JPMorgan Chase (JPM) asked more than 800 people to work over the weekend to make a bid for First Republic. It had to wait until the middle of the night to get what it wanted.
The US government informed JPMorgan after 1 a.m. Monday that it won an auction for the troubled San Francisco lender. The news capped a marathon weekend of back-to-back meetings with people from every JPMorgan business line, fueled by takeout Mexican and lots of coffee. The CFO even pulled an all nighter.
In Pittsburgh, the news wasn’t as good. There, PNC Financial Services Group (PNC) knew by roughly 12:30 a.m. that its bid wasn’t successful, and it didn’t know which bank was the winner. Regulators announced the deal at 3:22 AM ET.
The decision made just hours before markets opened in the US on Monday ended speculation about the destiny of the nation’s 14th-largest lender after a bidding war managed by the Federal Deposit Insurance Corporation attracted some of the biggest names in banking.
JPMorgan v. PNC
For those watching the auction unfold, the competition really came down to two heavyweights: JPMorgan and PNC. The nation’s largest and sixth-largest banks.

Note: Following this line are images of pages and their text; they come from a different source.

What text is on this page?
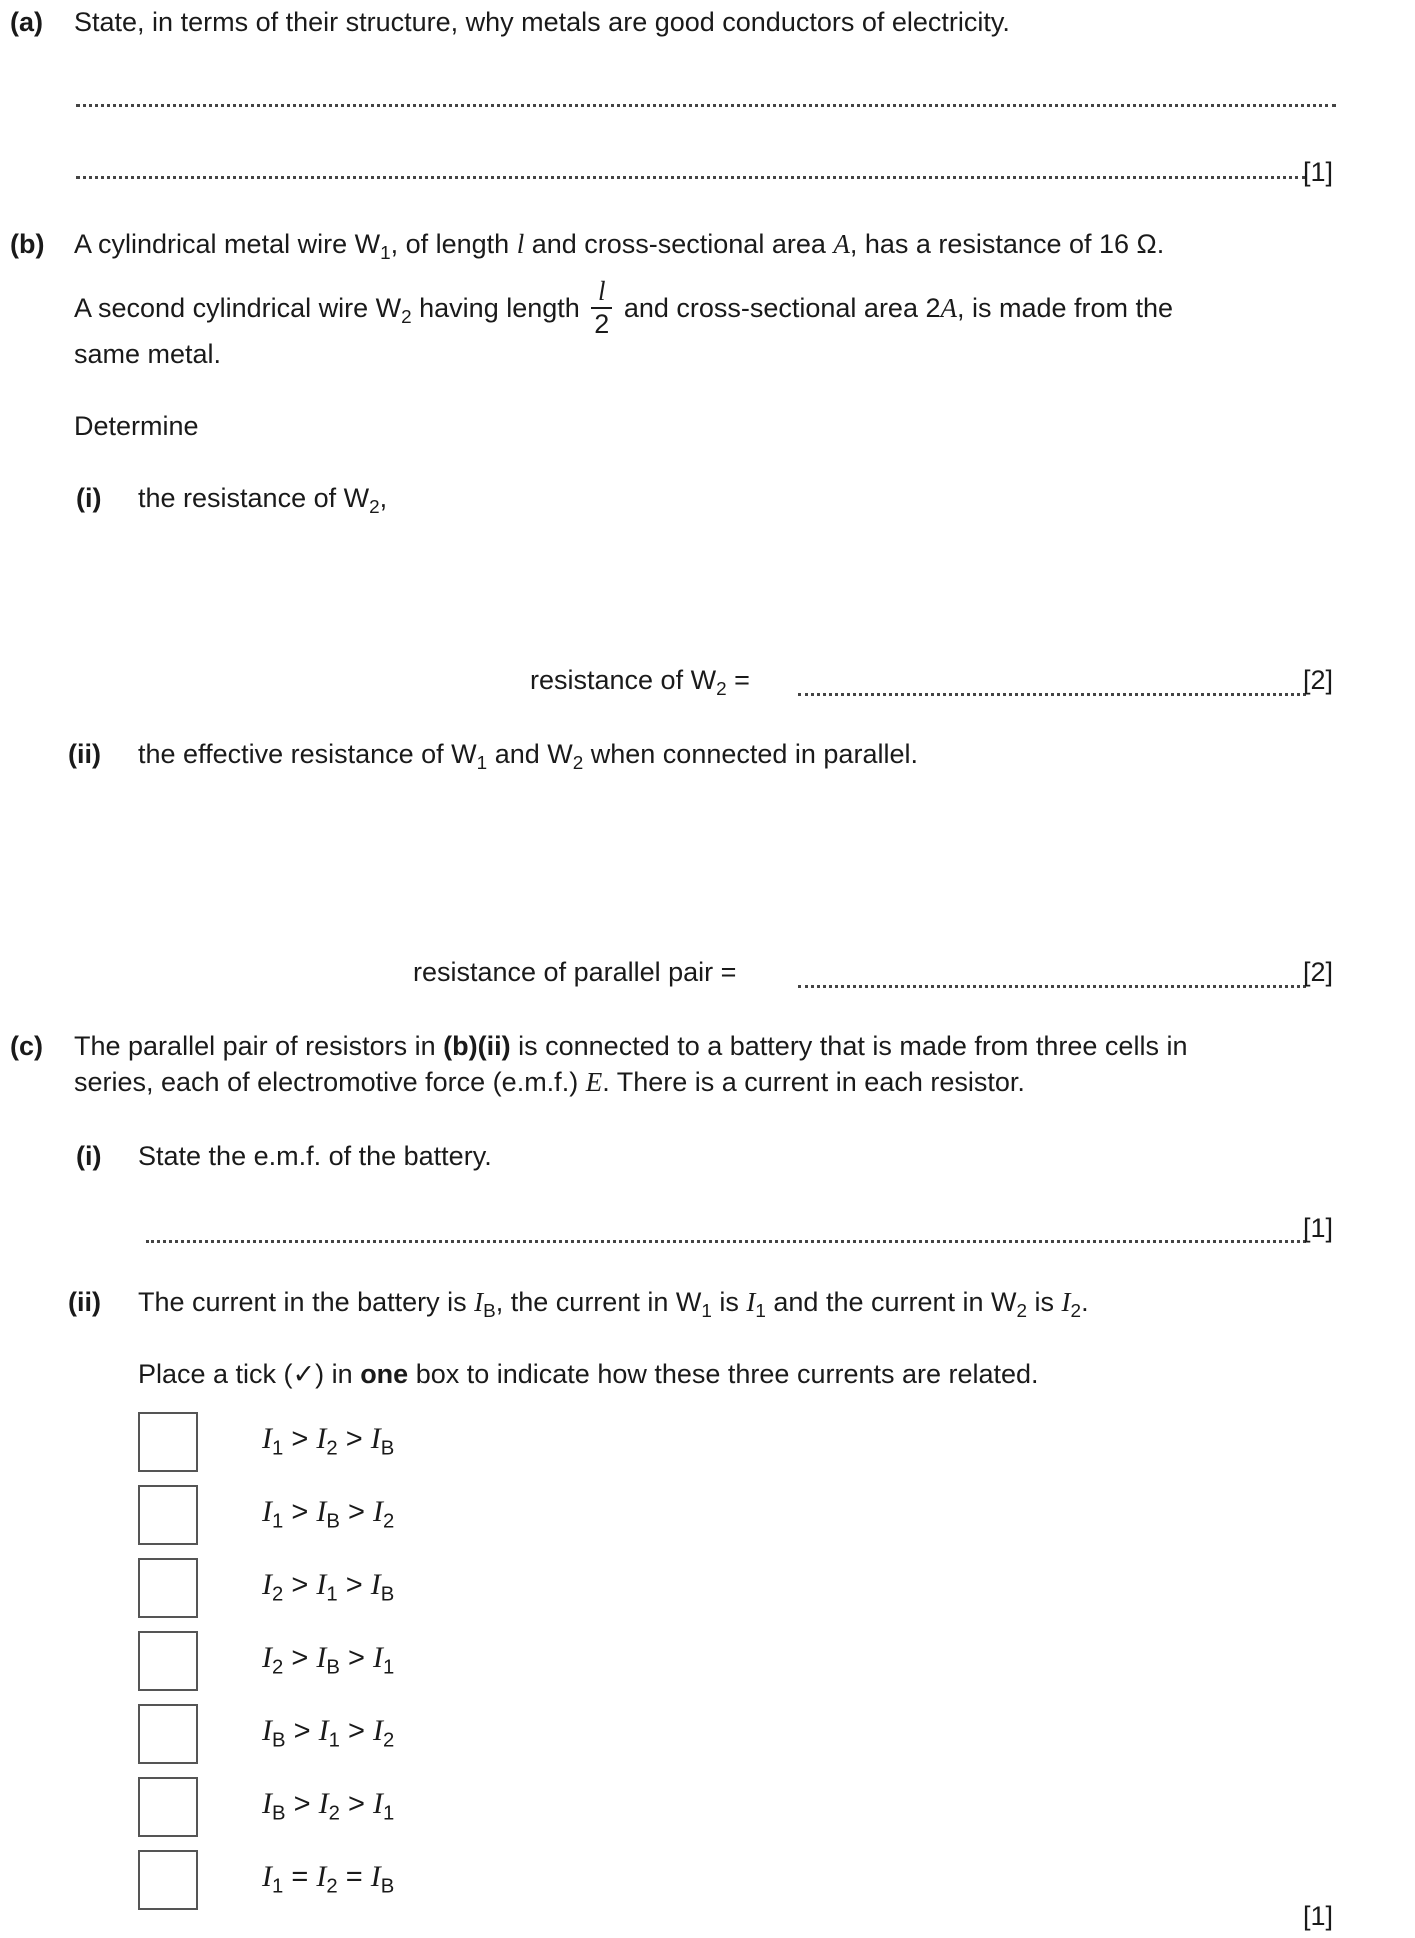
(a) State, in terms of their structure, why metals are good conductors of electricity.
[1]
(b) A cylindrical metal wire $W_1$, of length l and cross-sectional area A, has a resistance of 16 Ω.
A second cylindrical wire $W_2$ having length $\frac{l}{2}$ and cross-sectional area 2A, is made from the
same metal.
Determine
(i) the resistance of $W_2$,
resistance of $W_2$ =	[2]
(ii) the effective resistance of $W_1$ and $W_2$ when connected in parallel.
resistance of parallel pair =	[2]
(c) The parallel pair of resistors in (b)(ii) is connected to a battery that is made from three cells in
series, each of electromotive force (e.m.f.) E. There is a current in each resistor.
(i) State the e.m.f. of the battery.
[1]
(ii) The current in the battery is $I_B$, the current in $W_1$ is $I_1$ and the current in $W_2$ is $I_2$.
Place a tick (✓) in one box to indicate how these three currents are related.
$I_1 > I_2 > I_B$
$I_1 > I_B > I_2$
$I_2 > I_1 > I_B$
$I_2 > I_B > I_1$
$I_B > I_1 > I_2$
$I_B > I_2 > I_1$
$I_1 = I_2 = I_B$
[1]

Both had survived the 2008 crisis by getting even bigger via a series of acquisitions encouraged by the US government.
In JPMorgan’s case, it picked up New York investment bank Bear Stearns and Seattle thrift Washington Mutual in March and September of 2008, giving it a coast-to-coast empire. PNC got Cleveland rival National City in October of that year and eventually established a foothold in nearly every top metro area.
Both were also involved in a prior attempt in March to stabilize First Republic with uninsured deposits, a rescue attempt that received encouragement from Treasury Secretary Janet Yellen and other top Washington officials. JPMorgan kicked in $5 billion and PNC kicked in $1 billion. Another nine banks contributed an additional $24 billion.
The infusion bought First Republic time but it didn’t solve the bank’s underlying crisis of confidence. A disclosure last Monday that it lost more than $100 billion in deposits during the first quarter sent its stock tumbling again.
Working through the weekend
So JPMorgan got another call Wednesday evening fielded by JPMorgan CFO Jeremy Barnum. Would the bank be interested in gathering information for a bid to acquire First Republic after its seizure by the FDIC?
To answer that question, the bank convened roughly 800 people. It tapped executives from its investment banking, commercial banking and private banking units as well as tax advisers, mortgage experts, asset and wealth management experts and valuation specialists.
The assignment for every business at the bank was to look at First Republic and to report on what it expected a deal to be worth to its particular unit.
On Saturday, each team presented its findings to JPMorgan’s senior managers via a series of meetings from 9 a.m. to 6 p.m. Many on the executive floors ate at their desks as they worked.
The pros of buying First Republic were that it would help restore some stability to the banking system and it would lower the costs JPMorgan might have to pay to the FDIC if First Republic were to fail without a buyer in hand. The FDIC charges banks a special assessment to cover the costs of industry failures.
The risks were many, too. There were potential legal headaches, credit challenges and the possibility that First Republic employees could weaken the franchise by leaving.
‘Up all night’
Bids were due Sunday at noon. After the first batch came in, it was clear to JPMorgan that not all bidders wanted the same assets. Some were willing to take First Republic’s jumbo mortgages and some were not, said a person familiar with JPMorgan’s negotiations.
The FDIC needed a way to conform the bids so that they could start comparing them, this person said. Regulators began asking JPMorgan to resubmit its bid with additional parameters and refocus it around certain categories.
“They started trying to get everyone on the same page,” this person said.
JPM submitted four new bids between noon and 9 pm on Sunday. The final call came from the FDIC at roughly 1:15 a.m., this person said, and First Republic was seized at roughly 2 a.m. The bank’s CFO didn’t get much sleep Sunday night, this person said.
“There were a lot of people up all night,” Mr. Dimon said on a call with reporters Monday.
By 5:30 a.m., some of Dimon’s top executives, including Marianne Lake and Jennifer Piepszak, were on a plane and flying to California to meet their new colleagues. First Republic now belonged to JPMorgan.